James Blake has coaxed warm, soulful character from it; other artists, like Aphex Twin point to the otherworldly and not-quite-human aspects in a more unsettling way. It wasn't something you were ever supposed to hear, a kind of musical sleight-of-hand trick designed to make subtle corrections and perfect a singer's pitch.

But buried in Auto-Tune's numerous settings is "discretize. Techniques for altering or polishing a vocal performance are as old as recording itself. What made Auto-Tune unique was its use of advanced digital signal processing algorithms. Its creator, Dr. Andy Hildebrand, first experimented with these sequences while studying electric engineering at Chicago's University of Illinois, before going on to work with Exxon between and In , Dr. Hildebrand returned to his love of music he played flute professionally when he was younger and founded Jupiter Systems, which would later become Antares Audio Technology—the company that struck gold when it debuted Auto-Tune in Perhaps surprisingly, the man behind the technology which celebrates its 20th anniversary next year isn't some slick New York recording executive.

Instead, Dr. Hildebrand lives in the small town of Felton in the forests of central California, and prefers Mozart to T-Pain. Do you ever feel like you created a monster?

Andy Hildebrand: [Laughs] Well, I've certainly created something people love to hate, that's for sure.

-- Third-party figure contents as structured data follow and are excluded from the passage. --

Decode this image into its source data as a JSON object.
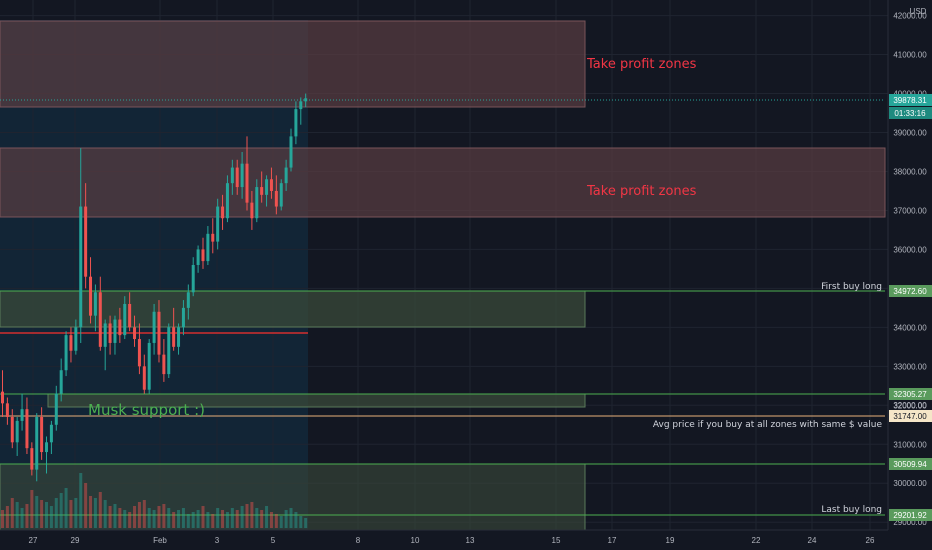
{
  "currency": "USD",
  "colors": {
    "background": "#131722",
    "grid": "#1f2430",
    "up": "#26a69a",
    "down": "#ef5350",
    "zone_red_fill": "#4a3438",
    "zone_red_line": "#6b4a4f",
    "zone_green_fill": "#2c3f33",
    "zone_green_line": "#3d9a52",
    "avg_line": "#e8b07a",
    "mid_red_line": "#d32f2f",
    "highlight": "#13283a",
    "price_tag": "#26a69a",
    "tag_green": "#5a9b5d",
    "annotation_red": "#f23645",
    "annotation_green": "#4caf50",
    "axis_text": "#b2b5be"
  },
  "price_axis": {
    "ticks": [
      "42000.00",
      "41000.00",
      "40000.00",
      "39000.00",
      "38000.00",
      "37000.00",
      "36000.00",
      "35000.00",
      "34000.00",
      "33000.00",
      "32000.00",
      "31000.00",
      "30000.00",
      "29000.00"
    ],
    "current_price": "39878.31",
    "countdown": "01:33:16"
  },
  "time_axis": {
    "ticks": [
      "27",
      "29",
      "Feb",
      "3",
      "5",
      "8",
      "10",
      "13",
      "15",
      "17",
      "19",
      "22",
      "24",
      "26"
    ]
  },
  "zones": [
    {
      "label": "Take profit zones",
      "color": "red"
    },
    {
      "label": "Take profit zones",
      "color": "red"
    },
    {
      "label": "",
      "color": "green"
    },
    {
      "label": "",
      "color": "green"
    },
    {
      "label": "",
      "color": "green"
    }
  ],
  "levels": [
    {
      "label": "First buy long",
      "value": "34972.60"
    },
    {
      "label": "",
      "value": "32305.27"
    },
    {
      "label": "Avg price if you buy at all zones with same $ value",
      "value": "31747.00"
    },
    {
      "label": "",
      "value": "30509.94"
    },
    {
      "label": "Last buy long",
      "value": "29201.92"
    }
  ],
  "extra_tag": "32000.00",
  "musk_label": "Musk support :)",
  "chart_data": {
    "type": "candlestick",
    "ylim": [
      28800,
      42400
    ],
    "x_range": [
      "2021-01-26",
      "2021-02-27"
    ],
    "candles_per_day": 8,
    "candles": [
      [
        32350,
        32900,
        31700,
        32050
      ],
      [
        32050,
        32200,
        31500,
        31700
      ],
      [
        31700,
        31900,
        30900,
        31050
      ],
      [
        31050,
        31700,
        30700,
        31600
      ],
      [
        31600,
        32300,
        31350,
        31900
      ],
      [
        31900,
        32200,
        30750,
        30900
      ],
      [
        30900,
        31050,
        30200,
        30350
      ],
      [
        30350,
        31800,
        30050,
        31700
      ],
      [
        31700,
        31950,
        30600,
        30800
      ],
      [
        30800,
        31200,
        30250,
        31050
      ],
      [
        31050,
        31600,
        30750,
        31500
      ],
      [
        31500,
        32500,
        31350,
        32300
      ],
      [
        32300,
        33200,
        32100,
        32900
      ],
      [
        32900,
        33900,
        32750,
        33800
      ],
      [
        33800,
        34000,
        33100,
        33400
      ],
      [
        33400,
        34200,
        33300,
        34000
      ],
      [
        34000,
        38600,
        33600,
        37100
      ],
      [
        37100,
        37700,
        35000,
        35300
      ],
      [
        35300,
        35800,
        34100,
        34300
      ],
      [
        34300,
        35100,
        33900,
        34900
      ],
      [
        34900,
        35300,
        33400,
        33500
      ],
      [
        33500,
        34200,
        32900,
        34100
      ],
      [
        34100,
        34300,
        33300,
        33600
      ],
      [
        33600,
        34300,
        33300,
        34200
      ],
      [
        34200,
        34500,
        33600,
        33800
      ],
      [
        33800,
        34800,
        33700,
        34600
      ],
      [
        34600,
        34900,
        33900,
        34000
      ],
      [
        34000,
        34300,
        33500,
        33700
      ],
      [
        33700,
        34100,
        32800,
        33000
      ],
      [
        33000,
        33300,
        32300,
        32400
      ],
      [
        32400,
        33700,
        32300,
        33600
      ],
      [
        33600,
        34600,
        33300,
        34400
      ],
      [
        34400,
        34700,
        33100,
        33300
      ],
      [
        33300,
        33700,
        32600,
        32800
      ],
      [
        32800,
        34100,
        32700,
        34000
      ],
      [
        34000,
        34500,
        33400,
        33500
      ],
      [
        33500,
        34100,
        33300,
        34000
      ],
      [
        34000,
        34700,
        33800,
        34500
      ],
      [
        34500,
        35100,
        34200,
        34900
      ],
      [
        34900,
        35800,
        34800,
        35600
      ],
      [
        35600,
        36100,
        35400,
        36000
      ],
      [
        36000,
        36300,
        35500,
        35700
      ],
      [
        35700,
        36600,
        35600,
        36400
      ],
      [
        36400,
        36800,
        35900,
        36200
      ],
      [
        36200,
        37300,
        36000,
        37100
      ],
      [
        37100,
        37400,
        36500,
        36800
      ],
      [
        36800,
        37900,
        36700,
        37700
      ],
      [
        37700,
        38300,
        37400,
        38100
      ],
      [
        38100,
        38300,
        37400,
        37600
      ],
      [
        37600,
        38500,
        37300,
        38200
      ],
      [
        38200,
        38900,
        37000,
        37200
      ],
      [
        37200,
        37500,
        36500,
        36800
      ],
      [
        36800,
        37800,
        36700,
        37600
      ],
      [
        37600,
        38000,
        37200,
        37400
      ],
      [
        37400,
        37900,
        37100,
        37800
      ],
      [
        37800,
        38100,
        37300,
        37500
      ],
      [
        37500,
        37900,
        36900,
        37100
      ],
      [
        37100,
        37800,
        37000,
        37700
      ],
      [
        37700,
        38300,
        37500,
        38100
      ],
      [
        38100,
        39100,
        38000,
        38900
      ],
      [
        38900,
        39800,
        38700,
        39600
      ],
      [
        39600,
        39900,
        39200,
        39800
      ],
      [
        39800,
        40000,
        39650,
        39878
      ]
    ],
    "volumes": [
      18,
      22,
      30,
      26,
      20,
      24,
      38,
      32,
      28,
      26,
      22,
      30,
      35,
      40,
      28,
      30,
      55,
      45,
      32,
      30,
      36,
      28,
      22,
      24,
      20,
      18,
      16,
      22,
      26,
      28,
      20,
      18,
      22,
      24,
      20,
      16,
      18,
      20,
      14,
      16,
      18,
      22,
      16,
      14,
      20,
      18,
      16,
      20,
      18,
      22,
      24,
      26,
      20,
      18,
      22,
      16,
      14,
      12,
      18,
      20,
      16,
      12,
      10
    ],
    "volume_scale_max": 60
  }
}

But, you know, they're the same people, that hate a lot of other things, too—like paying taxes, and other stuff. In a sense, haters will be haters. I heard that Auto-Tune software had its origins in your work as a geophysical engineer, locating oil deposits with sound waves from dynamite blasts.

Oh, is it? My training started at the University of Illinois, where I got a PhD in [electrical engineering] specializing in signal processing.